Her room was slowly taken to the new house, piece by piece. Her bed, followed by her dresser and clothes. All the decorations and pictures were wrapped in blankets and packed into the back of the car. Soon, all that remained was a twin mattress on the floor to sleep on and a small pile of clothes in the corner. The walls, no longer that brilliant purple, were white and empty, devoid of life.

August 21st arrived all too quickly. The sound of rain on the roof drowned out her choked sobs and tears.
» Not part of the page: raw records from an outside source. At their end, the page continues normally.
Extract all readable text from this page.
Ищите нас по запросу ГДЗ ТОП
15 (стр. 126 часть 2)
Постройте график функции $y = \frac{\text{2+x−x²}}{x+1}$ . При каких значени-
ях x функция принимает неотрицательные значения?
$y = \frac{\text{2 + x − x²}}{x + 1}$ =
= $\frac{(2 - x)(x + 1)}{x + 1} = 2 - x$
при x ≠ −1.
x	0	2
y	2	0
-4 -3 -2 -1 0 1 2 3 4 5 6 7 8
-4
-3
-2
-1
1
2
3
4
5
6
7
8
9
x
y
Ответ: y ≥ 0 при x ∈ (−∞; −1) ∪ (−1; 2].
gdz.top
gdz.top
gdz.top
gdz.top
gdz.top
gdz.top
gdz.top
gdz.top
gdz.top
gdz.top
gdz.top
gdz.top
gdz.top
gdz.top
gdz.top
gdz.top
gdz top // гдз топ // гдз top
She loved the rain, and today she was comforted that at least the skies were feeling as dismal as she was. Her father called, giving her only five minutes. Only three hundred precious seconds to conclude the first fourteen years of her life. Her mind raced, cataloging the contours of her bedroom and the layout of the empty house. Her footsteps echoed down the stairs and into the open kitchen, her mind automatically memorizing how the third step from the bottom creaked. She grasped the doorknob, took a deep breath, and twisted it to the right.

And then she left the home that had built her life, never to feel the same way again.